Locale middleware issues with whitespaces and case sensitivity
andrykonchin opened this issue · 1 comments
Hi. I noticed there is a divergence between Accepted-Language
header documentation and formats supported by the Locale
middleware. TBH I am not sure which RFC to rely on and any advice is welcome.

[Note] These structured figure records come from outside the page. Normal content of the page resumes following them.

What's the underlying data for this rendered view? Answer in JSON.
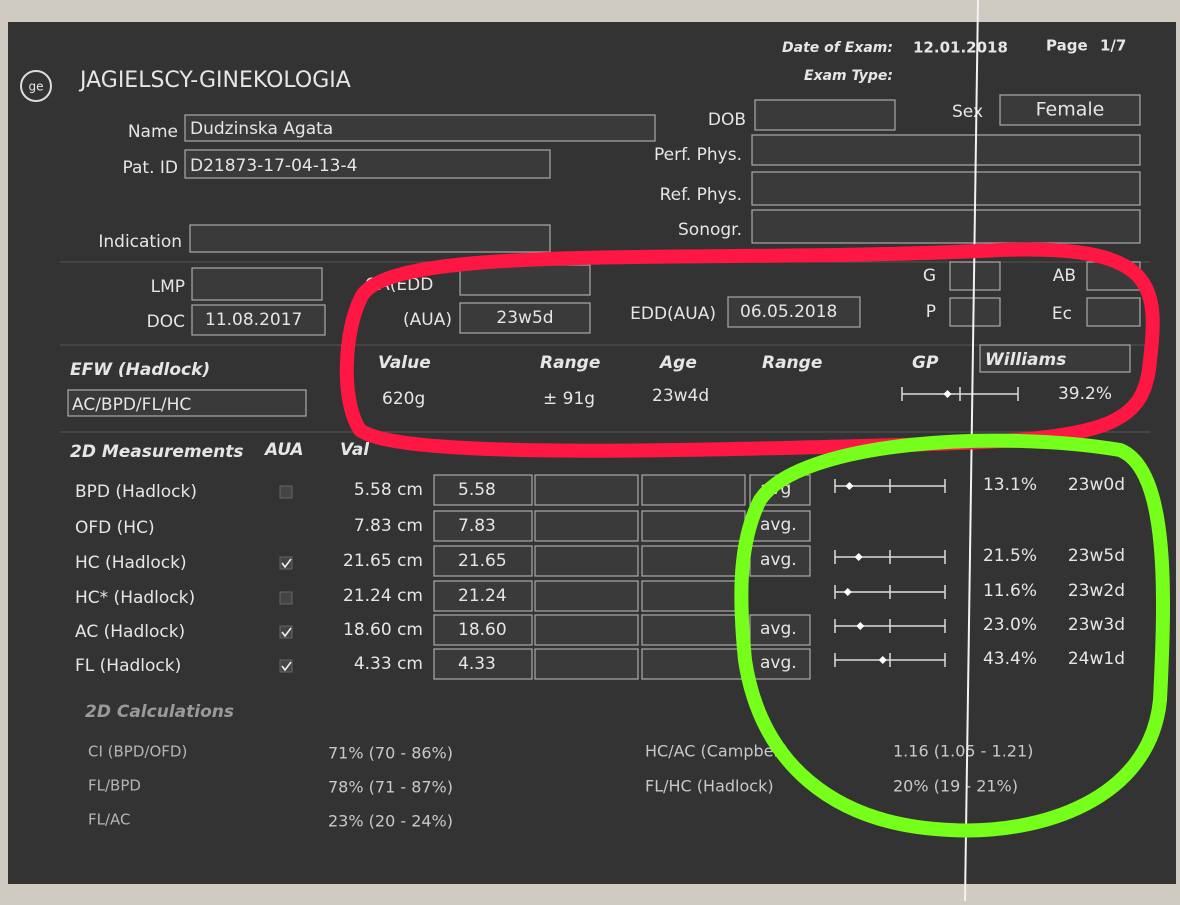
{
  "header": {
    "clinic": "JAGIELSCY-GINEKOLOGIA",
    "date_label": "Date of Exam:",
    "date": "12.01.2018",
    "page_label": "Page",
    "page": "1/7",
    "exam_type_label": "Exam Type:"
  },
  "patient": {
    "name_label": "Name",
    "name": "Dudzinska Agata",
    "id_label": "Pat. ID",
    "id": "D21873-17-04-13-4",
    "indication_label": "Indication",
    "dob_label": "DOB",
    "sex_label": "Sex",
    "sex": "Female",
    "perf_phys_label": "Perf. Phys.",
    "ref_phys_label": "Ref. Phys.",
    "sonogr_label": "Sonogr."
  },
  "dates": {
    "lmp_label": "LMP",
    "doc_label": "DOC",
    "doc": "11.08.2017",
    "ga_edd_label": "GA(EDD",
    "ga_aua_label": "(AUA)",
    "ga_aua": "23w5d",
    "edd_aua_label": "EDD(AUA)",
    "edd_aua": "06.05.2018",
    "g_label": "G",
    "p_label": "P",
    "ab_label": "AB",
    "ec_label": "Ec"
  },
  "efw": {
    "title": "EFW (Hadlock)",
    "formula": "AC/BPD/FL/HC",
    "headers": [
      "Value",
      "Range",
      "Age",
      "Range",
      "GP"
    ],
    "gp_method": "Williams",
    "value": "620g",
    "range": "± 91g",
    "age": "23w4d",
    "gp": "39.2%"
  },
  "measurements": {
    "title": "2D Measurements",
    "aua_header": "AUA",
    "value_header": "Val",
    "rows": [
      {
        "name": "BPD (Hadlock)",
        "aua": false,
        "value": "5.58 cm",
        "entry": "5.58",
        "method": "avg",
        "gp": "13.1%",
        "age": "23w0d"
      },
      {
        "name": "OFD (HC)",
        "value": "7.83 cm",
        "entry": "7.83",
        "method": "avg."
      },
      {
        "name": "HC (Hadlock)",
        "aua": true,
        "value": "21.65 cm",
        "entry": "21.65",
        "method": "avg.",
        "gp": "21.5%",
        "age": "23w5d"
      },
      {
        "name": "HC* (Hadlock)",
        "aua": false,
        "value": "21.24 cm",
        "entry": "21.24",
        "gp": "11.6%",
        "age": "23w2d"
      },
      {
        "name": "AC (Hadlock)",
        "aua": true,
        "value": "18.60 cm",
        "entry": "18.60",
        "method": "avg.",
        "gp": "23.0%",
        "age": "23w3d"
      },
      {
        "name": "FL (Hadlock)",
        "aua": true,
        "value": "4.33 cm",
        "entry": "4.33",
        "method": "avg.",
        "gp": "43.4%",
        "age": "24w1d"
      }
    ]
  },
  "calculations": {
    "title": "2D Calculations",
    "left_rows": [
      {
        "name": "CI (BPD/OFD)",
        "value": "71% (70 - 86%)"
      },
      {
        "name": "FL/BPD",
        "value": "78% (71 - 87%)"
      },
      {
        "name": "FL/AC",
        "value": "23% (20 - 24%)"
      }
    ],
    "right_rows": [
      {
        "name": "HC/AC (Campbell)",
        "value": "1.16 (1.05 - 1.21)"
      },
      {
        "name": "FL/HC (Hadlock)",
        "value": "20% (19 - 21%)"
      }
    ]
  }
}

I would like to know which changes are acceptable. Also I am happy to provide pull requests with proper fixes.
Whitespaces
The Locale
middleware assumes that the header value contains whitespaces neither between colon separated values nor language tag and quality value:
Accept-Language: ru-RU,ru;q=0.9,en-US;q=0.8,en;q=0.7,uk;q=0.6
There are numerous examples (MDN, RFC2616) where whitespaces are present between language tags:
Accept-Language: da, en-gb;q=0.8, en;q=0.7
RFC 7231 describes the following header format:
Accept-Language = 1#( language-range [ weight ] )
language-range =
<language-range, see [RFC4647], Section 2.1>
where #
means a comma separated list with optional whitespaces (ABNF #rule extention):
1#element => element *( OWS "," OWS element )
Actually it may not be a problem because both Firefox and Chrome send Accept-Language
without any whitespaces and Safari sends only one language tag. But InternetExplorer 11 sends a list with whitespaces, e.g.

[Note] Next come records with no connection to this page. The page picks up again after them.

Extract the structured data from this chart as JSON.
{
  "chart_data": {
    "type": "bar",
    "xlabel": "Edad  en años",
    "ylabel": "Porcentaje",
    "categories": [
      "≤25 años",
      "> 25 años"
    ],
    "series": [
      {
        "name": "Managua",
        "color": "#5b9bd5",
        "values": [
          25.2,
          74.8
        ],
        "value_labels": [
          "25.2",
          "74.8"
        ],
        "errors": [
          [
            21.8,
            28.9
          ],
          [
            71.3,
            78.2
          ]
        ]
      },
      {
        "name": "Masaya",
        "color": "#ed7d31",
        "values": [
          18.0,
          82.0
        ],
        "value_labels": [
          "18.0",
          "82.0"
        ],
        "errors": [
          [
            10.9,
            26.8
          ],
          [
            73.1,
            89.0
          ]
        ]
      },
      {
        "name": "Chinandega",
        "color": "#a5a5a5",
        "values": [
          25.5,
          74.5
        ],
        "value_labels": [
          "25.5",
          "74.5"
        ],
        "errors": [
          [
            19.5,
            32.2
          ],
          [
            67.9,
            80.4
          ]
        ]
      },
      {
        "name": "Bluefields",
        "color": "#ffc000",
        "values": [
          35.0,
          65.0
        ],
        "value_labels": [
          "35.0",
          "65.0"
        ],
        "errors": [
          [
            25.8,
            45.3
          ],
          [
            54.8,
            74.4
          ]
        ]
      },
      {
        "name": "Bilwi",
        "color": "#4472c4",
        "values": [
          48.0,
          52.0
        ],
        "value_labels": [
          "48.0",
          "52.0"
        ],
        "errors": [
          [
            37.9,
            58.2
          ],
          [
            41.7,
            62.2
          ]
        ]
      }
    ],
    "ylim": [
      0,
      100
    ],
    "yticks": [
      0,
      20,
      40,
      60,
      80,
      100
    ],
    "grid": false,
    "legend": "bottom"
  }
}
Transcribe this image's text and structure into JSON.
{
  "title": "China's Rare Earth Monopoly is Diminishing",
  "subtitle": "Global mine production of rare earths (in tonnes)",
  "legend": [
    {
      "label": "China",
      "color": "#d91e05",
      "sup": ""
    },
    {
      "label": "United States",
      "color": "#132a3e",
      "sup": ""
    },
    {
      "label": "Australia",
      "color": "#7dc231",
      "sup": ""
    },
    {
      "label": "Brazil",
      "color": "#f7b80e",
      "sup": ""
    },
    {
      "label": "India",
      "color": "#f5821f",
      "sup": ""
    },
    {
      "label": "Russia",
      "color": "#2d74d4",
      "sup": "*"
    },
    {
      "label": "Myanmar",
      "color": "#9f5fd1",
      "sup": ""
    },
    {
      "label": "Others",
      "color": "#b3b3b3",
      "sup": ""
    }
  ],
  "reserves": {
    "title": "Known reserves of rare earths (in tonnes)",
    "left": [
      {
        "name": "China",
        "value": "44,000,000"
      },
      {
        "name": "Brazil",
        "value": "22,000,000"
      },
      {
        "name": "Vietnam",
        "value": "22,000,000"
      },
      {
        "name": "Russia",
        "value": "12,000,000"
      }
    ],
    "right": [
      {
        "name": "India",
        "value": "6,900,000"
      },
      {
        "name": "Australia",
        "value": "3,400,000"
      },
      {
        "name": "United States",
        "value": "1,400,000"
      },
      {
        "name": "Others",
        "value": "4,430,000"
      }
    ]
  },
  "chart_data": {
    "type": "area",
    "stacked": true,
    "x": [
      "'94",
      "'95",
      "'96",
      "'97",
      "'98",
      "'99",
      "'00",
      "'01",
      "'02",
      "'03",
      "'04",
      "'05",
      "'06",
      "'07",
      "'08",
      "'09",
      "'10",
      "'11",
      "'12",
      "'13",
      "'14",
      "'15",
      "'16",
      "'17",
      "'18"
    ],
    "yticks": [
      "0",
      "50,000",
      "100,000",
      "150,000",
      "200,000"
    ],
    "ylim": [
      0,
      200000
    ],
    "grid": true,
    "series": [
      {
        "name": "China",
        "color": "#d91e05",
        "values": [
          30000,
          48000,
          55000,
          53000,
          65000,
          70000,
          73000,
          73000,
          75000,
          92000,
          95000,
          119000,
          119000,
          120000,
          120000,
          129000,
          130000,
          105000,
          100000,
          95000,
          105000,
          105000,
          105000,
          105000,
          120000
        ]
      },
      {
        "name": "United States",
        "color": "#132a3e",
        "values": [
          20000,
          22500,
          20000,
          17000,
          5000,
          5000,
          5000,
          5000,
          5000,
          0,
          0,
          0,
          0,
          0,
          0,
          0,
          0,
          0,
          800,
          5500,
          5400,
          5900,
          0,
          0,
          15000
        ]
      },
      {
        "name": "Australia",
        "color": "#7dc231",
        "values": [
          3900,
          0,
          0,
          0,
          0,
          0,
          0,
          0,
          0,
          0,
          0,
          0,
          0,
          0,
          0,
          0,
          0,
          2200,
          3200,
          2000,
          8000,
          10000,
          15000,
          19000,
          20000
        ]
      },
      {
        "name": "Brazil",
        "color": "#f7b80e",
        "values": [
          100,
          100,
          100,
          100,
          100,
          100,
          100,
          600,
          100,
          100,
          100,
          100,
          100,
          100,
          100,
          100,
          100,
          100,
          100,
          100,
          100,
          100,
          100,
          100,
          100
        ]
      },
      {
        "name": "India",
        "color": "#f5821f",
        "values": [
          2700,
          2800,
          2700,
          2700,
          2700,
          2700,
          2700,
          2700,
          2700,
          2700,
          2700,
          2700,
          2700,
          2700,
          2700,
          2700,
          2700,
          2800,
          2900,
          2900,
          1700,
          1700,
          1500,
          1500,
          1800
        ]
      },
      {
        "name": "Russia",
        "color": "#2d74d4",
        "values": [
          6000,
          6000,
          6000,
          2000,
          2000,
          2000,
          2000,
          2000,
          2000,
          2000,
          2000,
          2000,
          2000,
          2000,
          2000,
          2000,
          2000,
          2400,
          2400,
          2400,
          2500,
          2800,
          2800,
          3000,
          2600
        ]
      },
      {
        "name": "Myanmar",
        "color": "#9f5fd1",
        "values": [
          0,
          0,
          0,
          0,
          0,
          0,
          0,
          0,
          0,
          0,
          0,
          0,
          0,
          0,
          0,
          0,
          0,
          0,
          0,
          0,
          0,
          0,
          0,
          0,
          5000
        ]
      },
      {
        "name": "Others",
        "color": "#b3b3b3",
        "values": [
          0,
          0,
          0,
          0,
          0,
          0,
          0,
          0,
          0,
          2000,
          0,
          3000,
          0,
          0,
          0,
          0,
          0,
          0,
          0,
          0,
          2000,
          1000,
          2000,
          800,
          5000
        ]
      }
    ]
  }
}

Accept-Language: ru-UA, ru; q=0.8, uk; q=0.6, en-US; q=0.4, en; q=0.2
Whitespaces in quality value
The Locale
middleware assumes the ;q=
prefix doesn't contain whitespaces (and all the browsers looks like follow this convention). But RFC 7231 declares format with optional whitespaces
weight = OWS ";" OWS "q=" qvalue
qvalue = ( "0" [ "." 0*3DIGIT ] )
/ ( "1" [ "." 0*3("0") ] )
so this is a completely correct header value:
Accept-Language: en, en-gb ; q=0.8
Quality value is case insencitive
The Locale
middleware assumes q
name is downcased but according to the RFC 7231 it could be Q
.
Quality value 0
According to RFC 7231 q=0
means "not acceptable" but the Locale
middleware ignores this rule and can use this "not acceptable" locale.
Case insensitive matching
The RFC 4647 declares that language tags should be treated as case-insensitive. I suppose it means that checking whether language tag is included into I18n.available_locales
should be case insensitive as well. But it isn't.
It may not be a problem because it's a common convention to use the downcased language tag (en
) and uppercased subtag (en-US
). But there is a problem with Safari - it sends language wuth downcased subtag - en-us
I agree that all of the issues you've described are valid, and one or more PRs fixing them would be welcomed.